Lewandowski has been scoring goals all his life: at Poland’s third division club Znicz Priszkow, at Lech Poznan, at Borussia Dortmund where he said Juergen Klopp made him the player he is — using him first as a No. 10 before moving him up — for Poland and at Bayern. Getting by as well as he does without a striker, Pep Guardiola is not known for his fondness for a traditional No. 9. But it didn’t deter Lewandowski when he joined Bayern in 2014. “I am not a classical centre-forward. I am good at attacking from the side for instance,” he was quoted as saying in a podcast by football magazine ‘The Blizzard’. Revisit the 2015-16 Bundesliga game against Wolfsburg where Lewandowski scored five goals between the 51st and the 60th minutes and you will see Guardiola holding his head, looking incredulous. “I can’t believe it as player or coach,” Guardiola, by then won over by Lewandowski’s work ethic, said after the game.

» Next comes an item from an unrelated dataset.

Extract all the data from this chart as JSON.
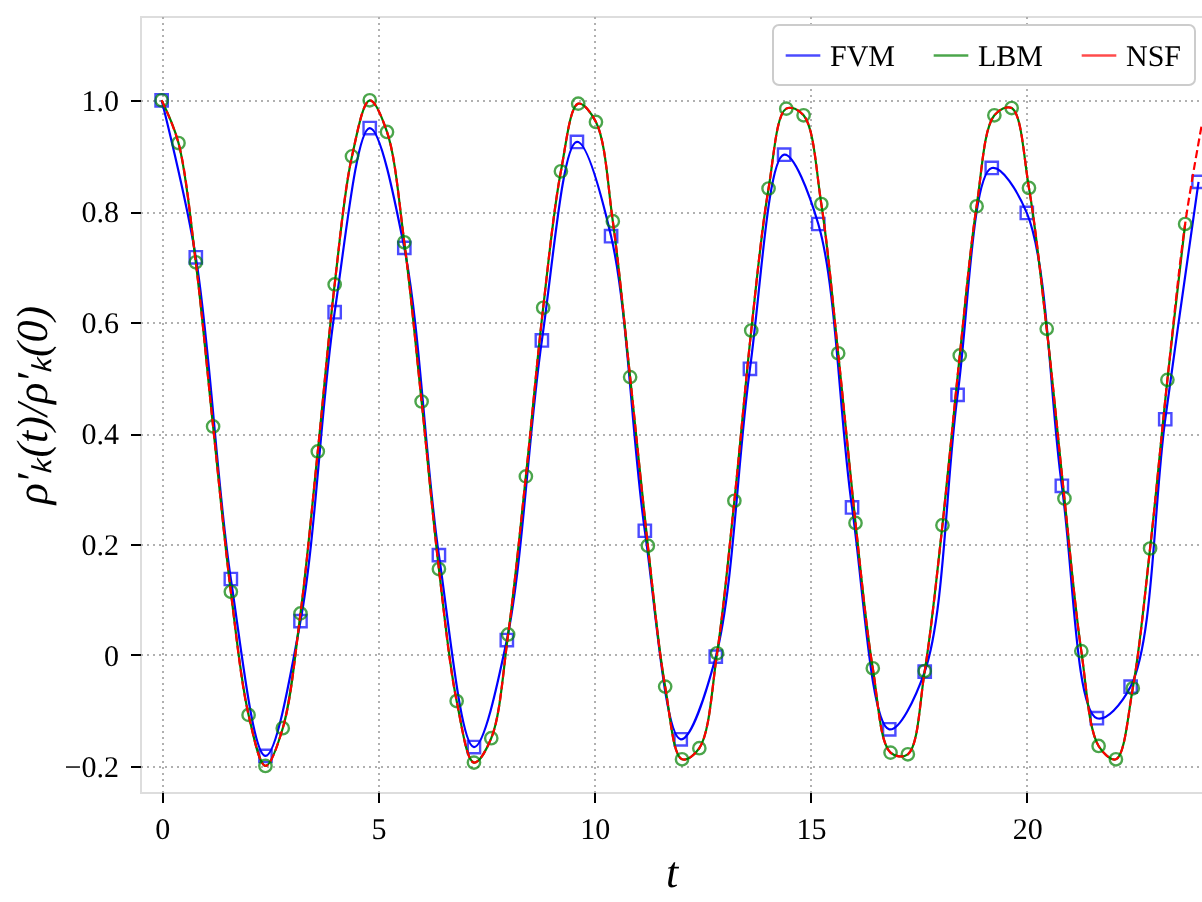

But to get better with age needs tremendous focus and hunger, said Klinsmann. “He is never satisfied…this hunger drives him week in week out. Also (he is) always a team player. He comes back, he helps out when the opponent team has a corner-kick and he is again running up.” Proof of what Klinsmann said came in Bayern’s first game of the season in the form of an assist for Thomas Mueller; Lewandowski executing the perfect Rabona, swinging his right leg across from behind his left. He had eight more assists in the season.

Named Robert because his father Krysztof thought an internationally accepted name would help his career, the powerfully built Lewandowski has stayed remarkably injury free. Part of that he attributes to the diet planned by wife Anna, a karate champion, whom he met at Warsaw’s academy for physical education, the same institution his parents met some 20 years prior.

“I just wish that he gets a huge achievement with the Polish national team. Maybe this will happen this summer in the Euros. A player of his charisma, his standing, you wish the biggest success with the national team,” said Klinsmann.